Given a random sample $X_1,\ldots,X_n$ from Poisson distribution with an unknown parameter $\theta>0$.$T:=(1-1/n)^{X_1+\cdots+X_n}$. Find $\operatorname{var}(T)$.
My work:
I find $T$ is a UMVUE of $e^{-\theta}$. But I cannot use C-R lower bound since not all UMVUE achieve lower bound. My scheme is using transformation to get the pdf of $T$. And then get the variance. Is there any other easier to solve it?
Added:
Let $a=(1-1/n)$ and $Y=a^{X_1+\cdots+X_n}$. Then, one has $f_{Y}(y)=\frac{e^{-n\theta}(n\theta)^{\log_a y}}{(y \ln a)(\log_a y!)}$. But it seems too complicated for me.
First show that $E(T)=e^{-\theta}$ use the fact that sum of $n$ poisson with parameter $\lambda$ is $\mathrm{poisson}(n\lambda)$.
Now show $\sum_{I=1}^nX_i$ is complete sufficient statistic.
Next use the fact that any unbiased estimator based on a complete sufficient statistic is a UMVUE.

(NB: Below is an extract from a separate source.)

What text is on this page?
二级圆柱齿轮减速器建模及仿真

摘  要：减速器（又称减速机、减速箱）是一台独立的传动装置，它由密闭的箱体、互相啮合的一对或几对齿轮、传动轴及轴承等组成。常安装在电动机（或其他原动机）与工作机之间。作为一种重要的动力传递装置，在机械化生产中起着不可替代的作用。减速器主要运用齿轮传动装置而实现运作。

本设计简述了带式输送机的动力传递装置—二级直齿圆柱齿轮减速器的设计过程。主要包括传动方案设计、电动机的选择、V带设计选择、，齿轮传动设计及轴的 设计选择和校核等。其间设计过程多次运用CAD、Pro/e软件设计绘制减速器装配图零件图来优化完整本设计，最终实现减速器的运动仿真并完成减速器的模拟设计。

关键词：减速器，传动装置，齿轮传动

Reference : Rao -Blackwell theorem.
To get the variance. $E(T^2)=E((1-1/n)^{2\sum_{I=1}^nX_i})$
Now $S=\sum_{I=1}^nX_i$ follows $\mathrm{poisson}(n\theta)$. so, \begin{align} E(T^2) & =\sum_{i=1}^{\infty}(1-1/n)^{2s} e^{-n\theta}(n\theta)^s/s! \\ & =e^{-n\theta} \sum_{i=1}^{\infty}((n-1^2)\theta/n)^s/s! \\ & = e^{-n\theta}e^{(n-1^2)\theta/n} =e^{(2n-1)\theta/n} \end{align}
Now you can calculate the variance.